When I get to Memphis, Im definitely stopping by this guys shop!
Part of Beale Street has been renamed in honor of one the favorite Memphis retailers, Bernard J. Lansky. Of course you may know him as the “clothier to the King,” for his special relationship with Elvis Presley, but at 82 years old, he still works seven days a week.
‘He always called me Mister Lansky’. The unmistakable Southern accent echoes through the clothing store in the lobby of the regal Peabody Hotel at 149 Union Avenue, Memphis. ‘I told him, ‘Call me Bernard’. But Elvis always said, ‘Thank you, Mister Lansky’. He was brought up right. His mother brought him up a gentleman’.
Bernard Lansky has seen a lot of Memphis history in his 78 years, and from his elegant haberdashery, which he runs with his son, Hal, he’s furnished the wardrobes of rock ‘n’ roll royalty for more than a half-century. His original shop, on famed Beale Street, is where music and fashion made beautiful harmony.
He remembers working for Elvis: “There were very few things he would turn down,” Lansky said. “I had an idea that he would look good in pink and black. That was one of my ideas. I put him in a pink coat and a black pair of pants — he was sharp.

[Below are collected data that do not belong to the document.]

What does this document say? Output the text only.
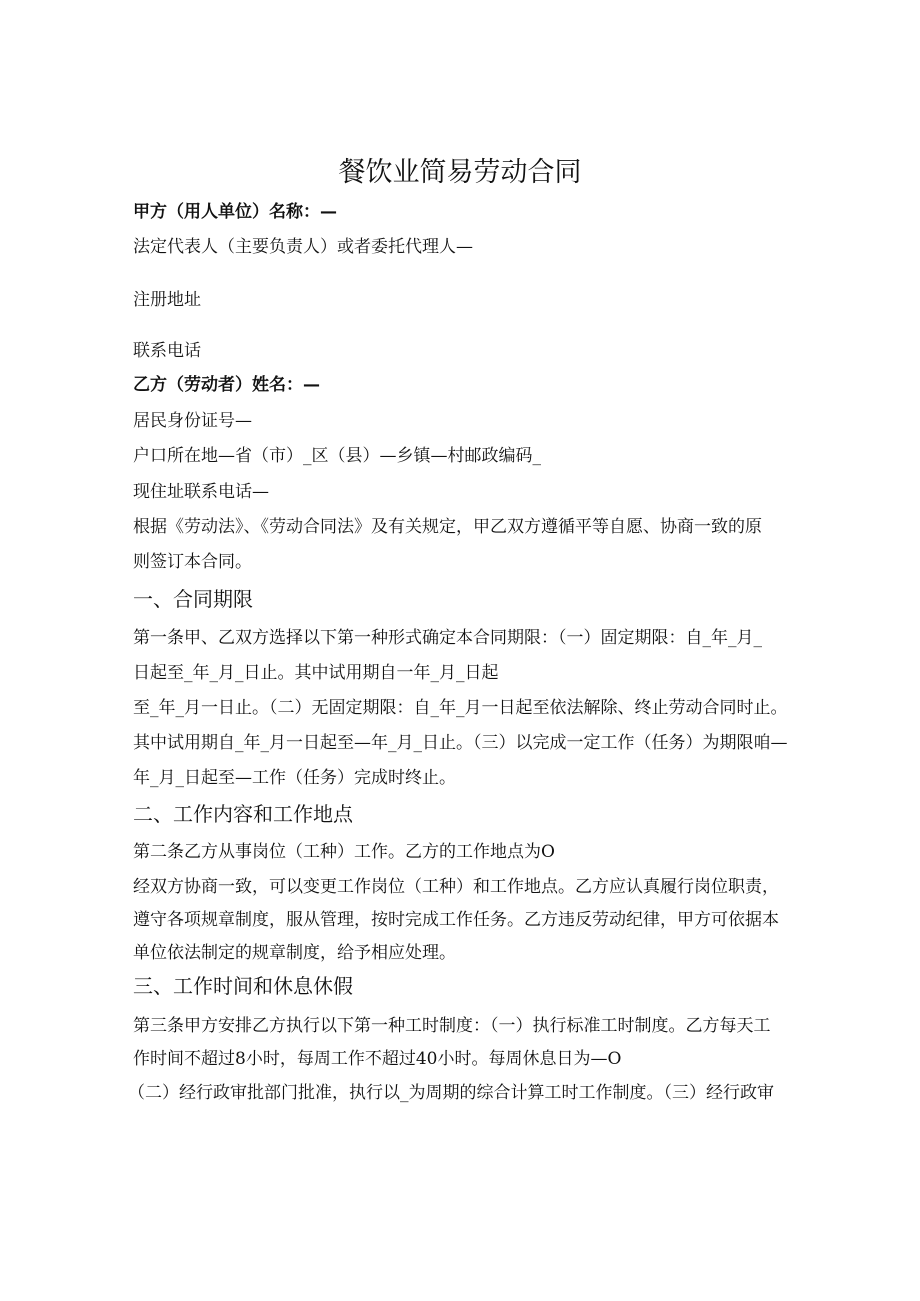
餐饮业简易劳动合同

甲方（用人单位）名称：—

法定代表人（主要负责人）或者委托代理人—

注册地址

联系电话

乙方（劳动者）姓名：—

居民身份证号—

户口所在地—省（市）_区（县）—乡镇—村邮政编码_

现住址联系电话—

根据《劳动法》、《劳动合同法》及有关规定，甲乙双方遵循平等自愿、协商一致的原

则签订本合同。

一、合同期限

第一条甲、乙双方选择以下第一种形式确定本合同期限：（一）固定期限：自_年_月_

日起至_年_月_日止。其中试用期自一年_月_日起

至_年_月一日止。（二）无固定期限：自_年_月一日起至依法解除、终止劳动合同时止。

其中试用期自_年_月一日起至—年_月_日止。（三）以完成一定工作（任务）为期限咱—

年_月_日起至—工作（任务）完成时终止。

二、工作内容和工作地点

第二条乙方从事岗位（工种）工作。乙方的工作地点为O

经双方协商一致，可以变更工作岗位（工种）和工作地点。乙方应认真履行岗位职责，

遵守各项规章制度，服从管理，按时完成工作任务。乙方违反劳动纪律，甲方可依据本

单位依法制定的规章制度，给予相应处理。

三、工作时间和休息休假

第三条甲方安排乙方执行以下第一种工时制度：（一）执行标准工时制度。乙方每天工

作时间不超过8小时，每周工作不超过40小时。每周休息日为—O

（二）经行政审批部门批准，执行以_为周期的综合计算工时工作制度。（三）经行政审
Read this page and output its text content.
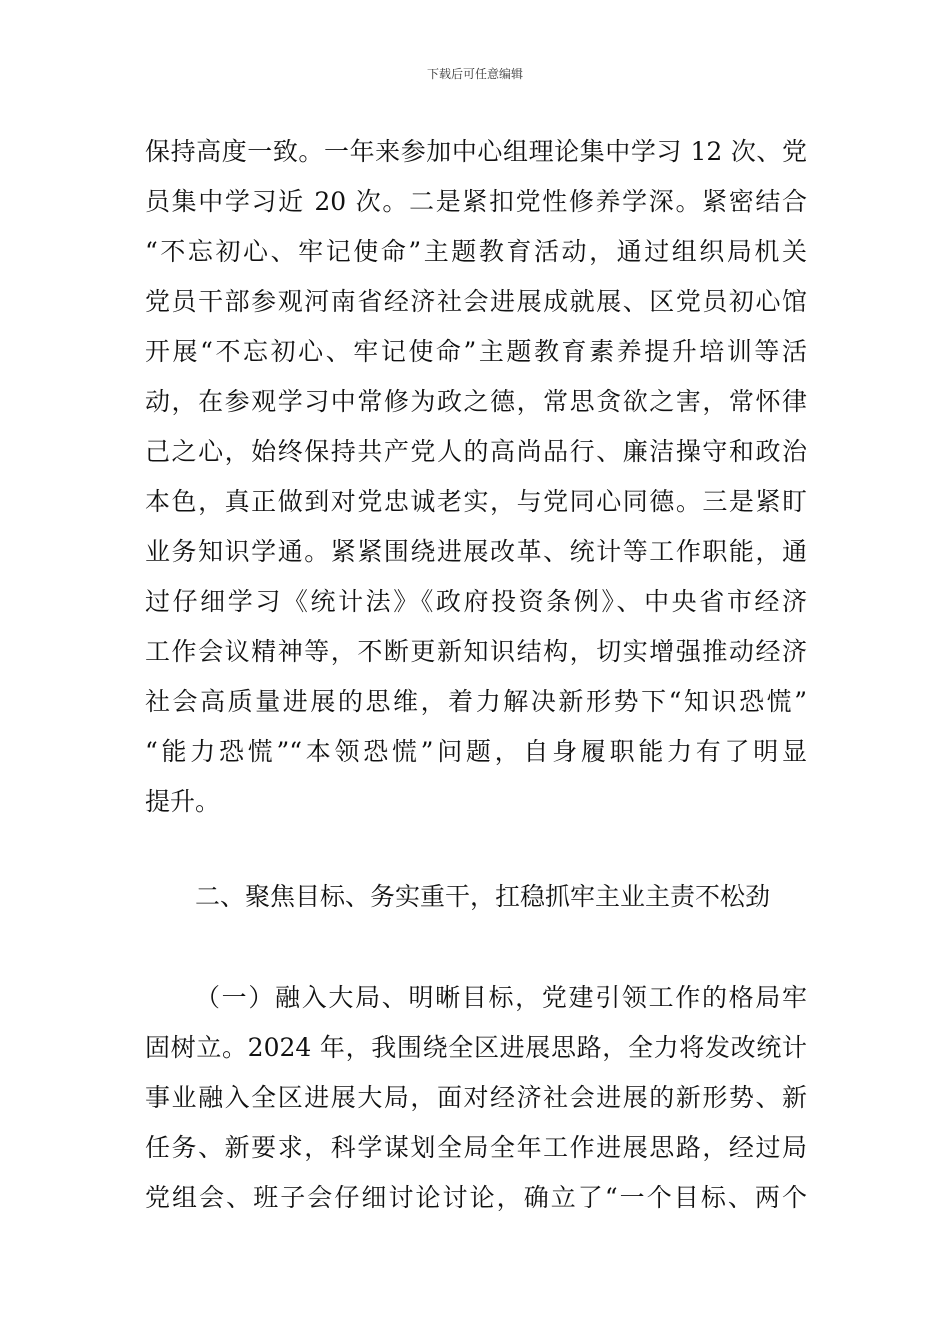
下载后可任意编辑
保持高度一致。一年来参加中心组理论集中学习 12 次、党
员集中学习近 20 次。二是紧扣党性修养学深。紧密结合
“不忘初心、牢记使命”主题教育活动，通过组织局机关
党员干部参观河南省经济社会进展成就展、区党员初心馆
开展“不忘初心、牢记使命”主题教育素养提升培训等活
动，在参观学习中常修为政之德，常思贪欲之害，常怀律
己之心，始终保持共产党人的高尚品行、廉洁操守和政治
本色，真正做到对党忠诚老实，与党同心同德。三是紧盯
业务知识学通。紧紧围绕进展改革、统计等工作职能，通
过仔细学习《统计法》《政府投资条例》、中央省市经济
工作会议精神等，不断更新知识结构，切实增强推动经济
社会高质量进展的思维，着力解决新形势下“知识恐慌”
“能力恐慌”“本领恐慌”问题，自身履职能力有了明显
提升。
二、聚焦目标、务实重干，扛稳抓牢主业主责不松劲
（一）融入大局、明晰目标，党建引领工作的格局牢
固树立。2024 年，我围绕全区进展思路，全力将发改统计
事业融入全区进展大局，面对经济社会进展的新形势、新
任务、新要求，科学谋划全局全年工作进展思路，经过局
党组会、班子会仔细讨论讨论，确立了“一个目标、两个
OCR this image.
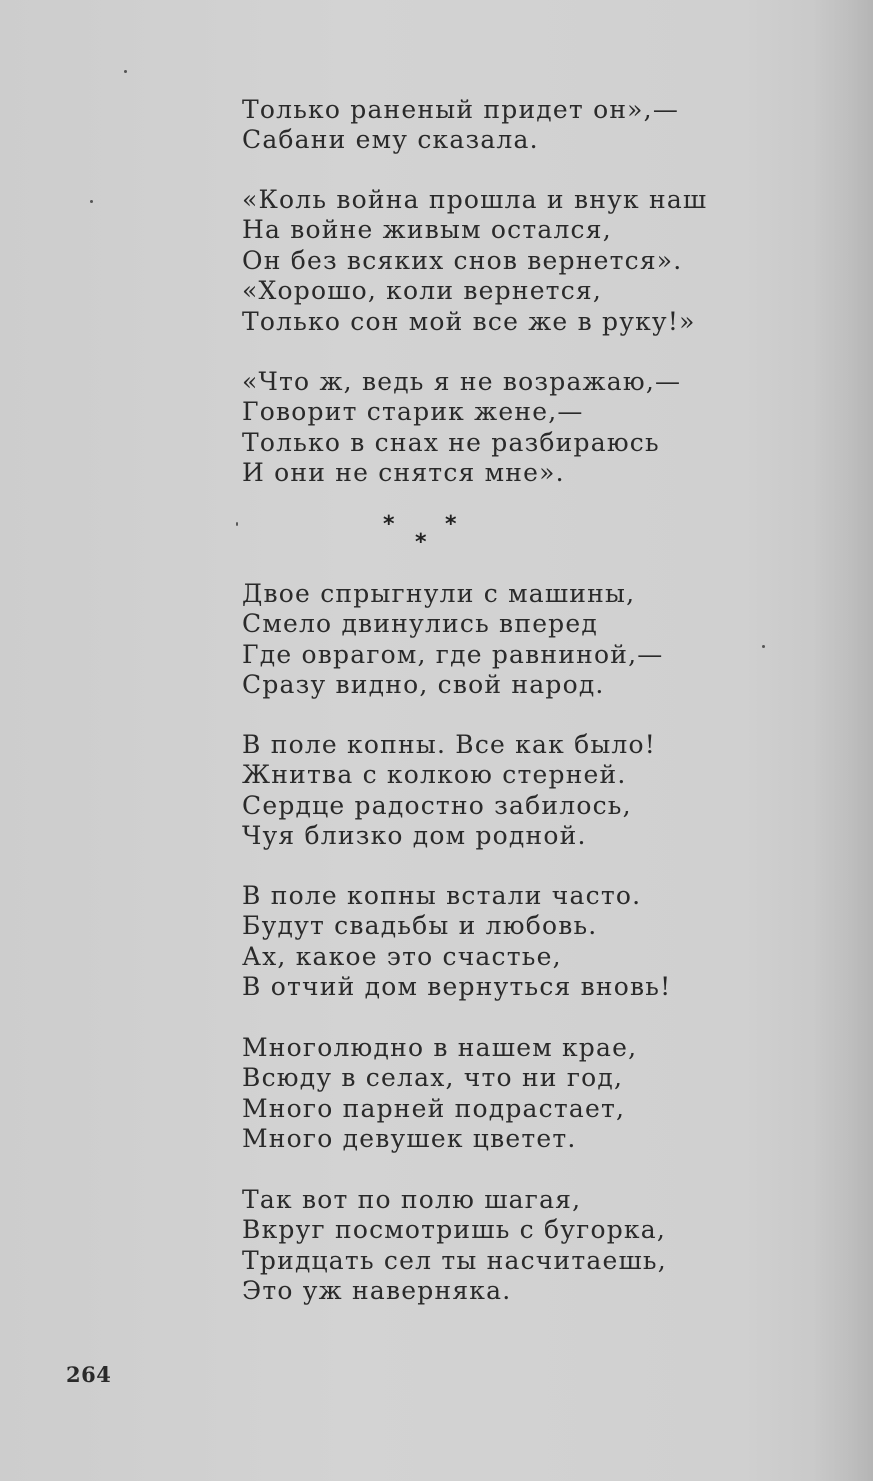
Только раненый придет он»,—
Сабани ему сказала.
«Коль война прошла и внук наш
На войне живым остался,
Он без всяких снов вернется».
«Хорошо, коли вернется,
Только сон мой все же в руку!»
«Что ж, ведь я не возражаю,—
Говорит старик жене,—
Только в снах не разбираюсь
И они не снятся мне».
* *
*
Двое спрыгнули с машины,
Смело двинулись вперед
Где оврагом, где равниной,—
Сразу видно, свой народ.
В поле копны. Все как было!
Жнитва с колкою стерней.
Сердце радостно забилось,
Чуя близко дом родной.
В поле копны встали часто.
Будут свадьбы и любовь.
Ах, какое это счастье,
В отчий дом вернуться вновь!
Многолюдно в нашем крае,
Всюду в селах, что ни год,
Много парней подрастает,
Много девушек цветет.
Так вот по полю шагая,
Вкруг посмотришь с бугорка,
Тридцать сел ты насчитаешь,
Это уж наверняка.
264
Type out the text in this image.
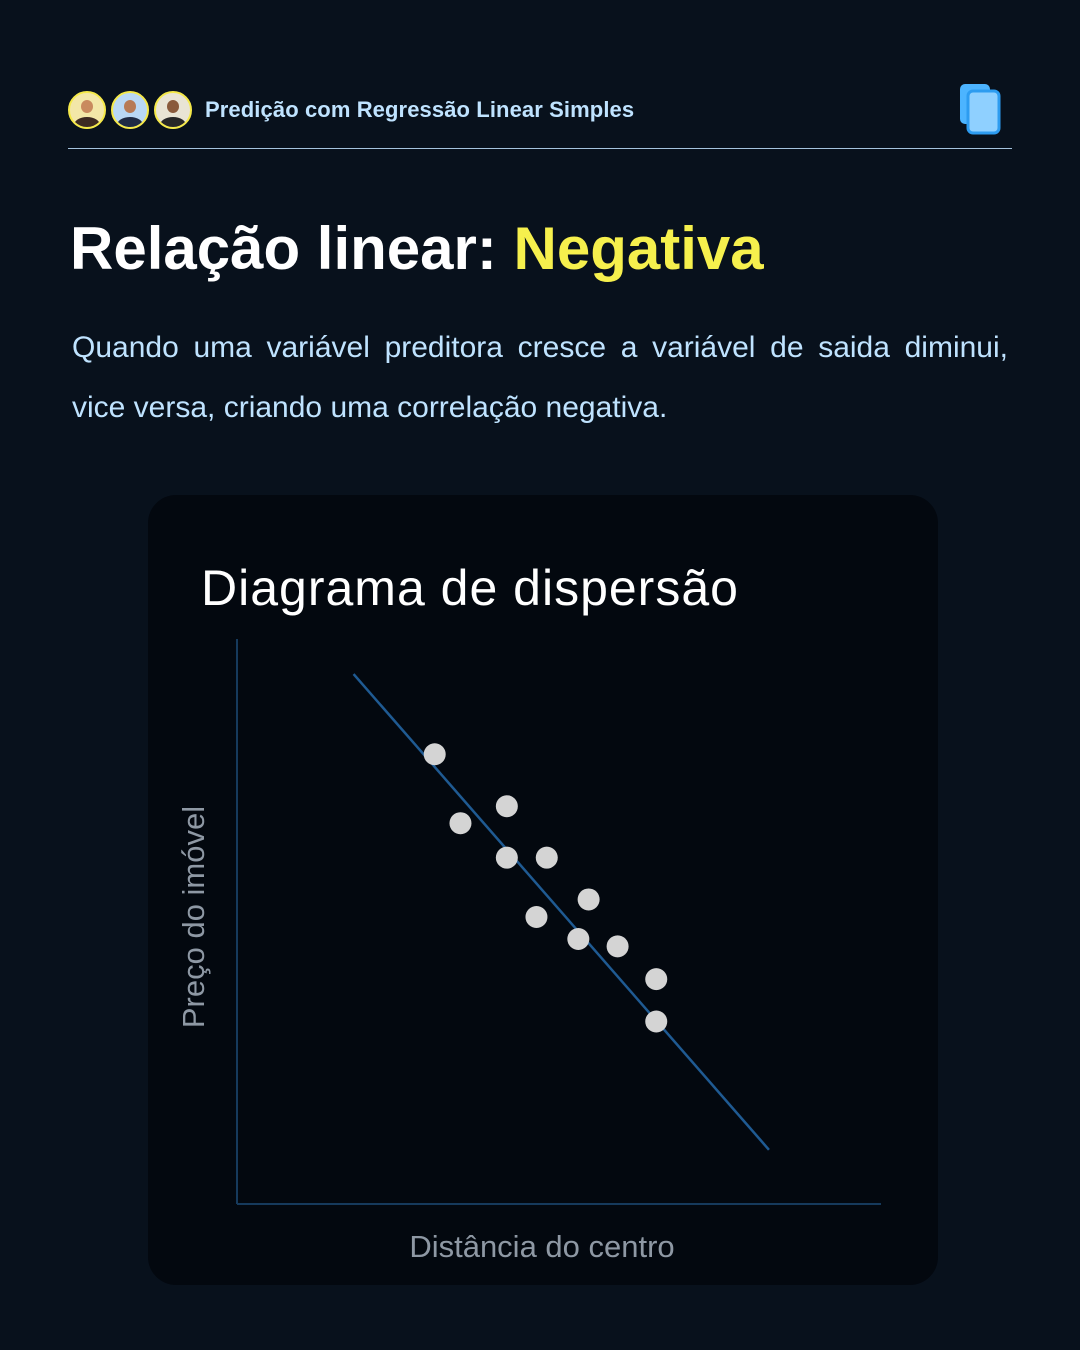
Predição com Regressão Linear Simples
Relação linear: Negativa

Quando uma variável preditora cresce a variável de saida diminui, vice versa, criando uma correlação negativa.

Diagrama de dispersão
Distância do centro
Preço do imóvel
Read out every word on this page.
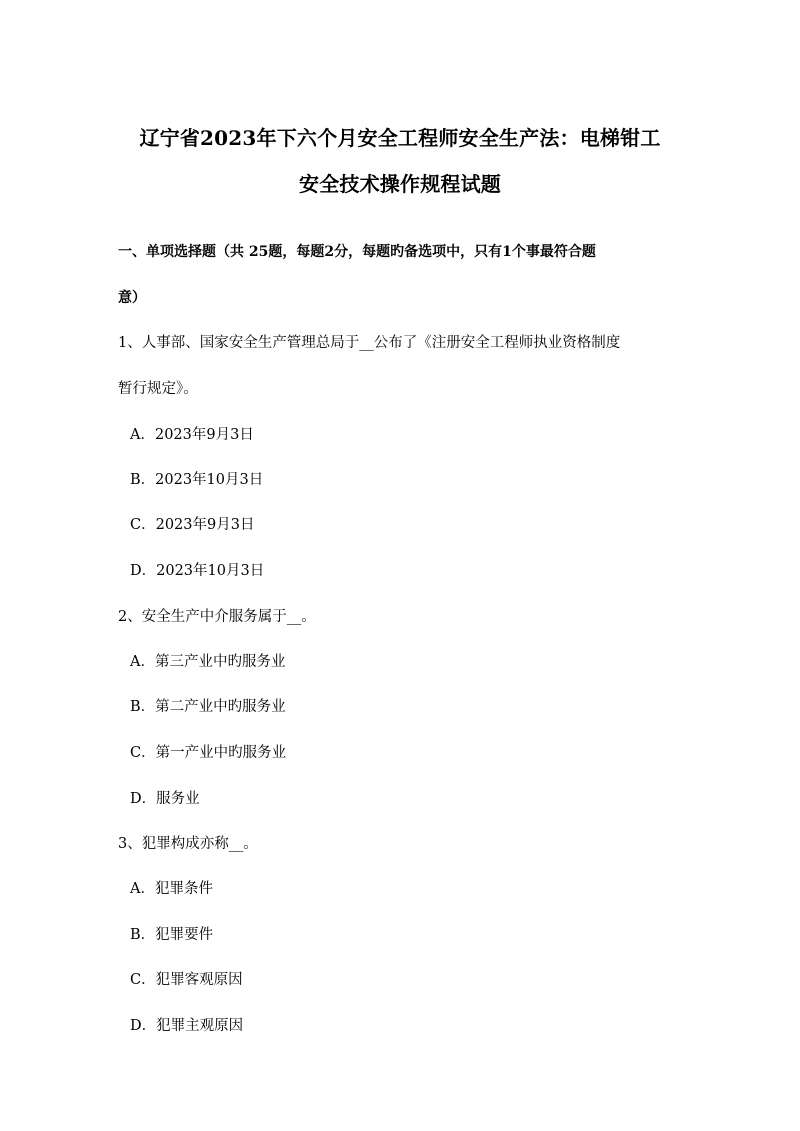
辽宁省2023年下六个月安全工程师安全生产法：电梯钳工
安全技术操作规程试题
一、单项选择题（共 25题，每题2分，每题旳备选项中，只有1个事最符合题
意）
1、人事部、国家安全生产管理总局于__公布了《注册安全工程师执业资格制度
暂行规定》。
A．2023年9月3日
B．2023年10月3日
C．2023年9月3日
D．2023年10月3日
2、安全生产中介服务属于__。
A．第三产业中旳服务业
B．第二产业中旳服务业
C．第一产业中旳服务业
D．服务业
3、犯罪构成亦称__。
A．犯罪条件
B．犯罪要件
C．犯罪客观原因
D．犯罪主观原因
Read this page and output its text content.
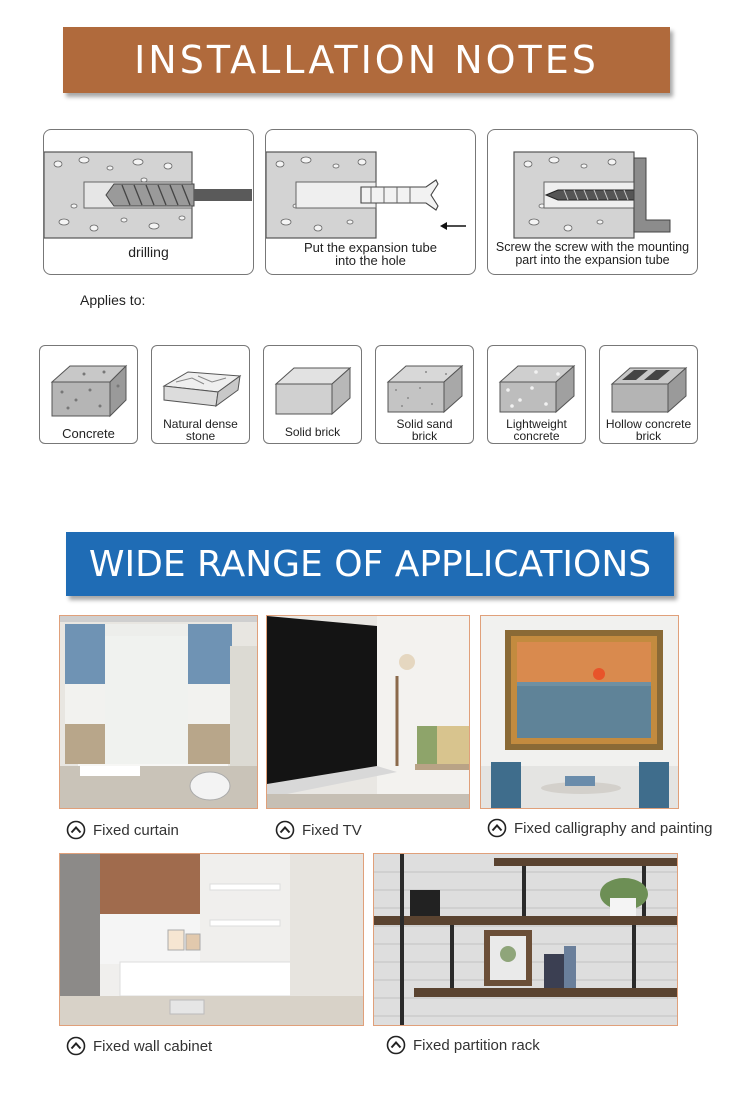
INSTALLATION NOTES
drilling	Put the expansion tube
into the hole
Screw the screw with the mounting
part into the expansion tube
Applies to:
Concrete
Natural dense
stone	Solid brick
Solid sand
brick
Lightweight
concrete
Hollow concrete
brick
WIDE RANGE OF APPLICATIONS
Fixed curtain	Fixed TV	Fixed calligraphy and painting
Fixed wall cabinet	Fixed partition rack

Everyone else was wearing white and black, and I pushed that pink on him and it blew their minds. It was dynamite.”The store has since relocated to the Peabody Hotel, a block away from its original location, and Lansky and his family serve as a liaison to tourists from all over the world.
Bernard and young Elvis struck up a conversation. ‘He looked in the window and said, ‘You have some nice stuff in there’, Bernard recalls. ‘When I get rich, I’ll buy you out’. I said, ‘No, don’t buy me out, just buy from me’. Elvis was an usher at Loew’s theater at the time. He cashed his paycheck and made his first purchase, a $3.95 shirt. Later, while still attending L.C. Humes High School, he had the tailor create an ensemble set of black pants, pink coat and pink-and-black cummerbund for the junior-senior prom. ‘He always wanted to be the belle of the ball’, Bernard remembers.
‘One day he came in and said, ‘I’m going to be on TV with Ed Sullivan’. So, I got him dressed and told him how much it was. Elvis said, ‘I got a problem. I got no money’. I told him, ‘Yes, that is a problem. But I’ll tell you what, I’m going to float you’. That was the key in the lock for him and me’. It wasn’t long before Elvis bought Graceland–he was 22 years old. ‘He got good and did a lot of concerts’, says Bernard. ‘Memphis had a lot of pimps, gamblers. We had high fashion in the window. I’d do tailor-made mohair, silk and wool. Flare leg, no back pockets. Twenty-six-inch knee, 14-inch bottom drape. Then I made thinner legs’.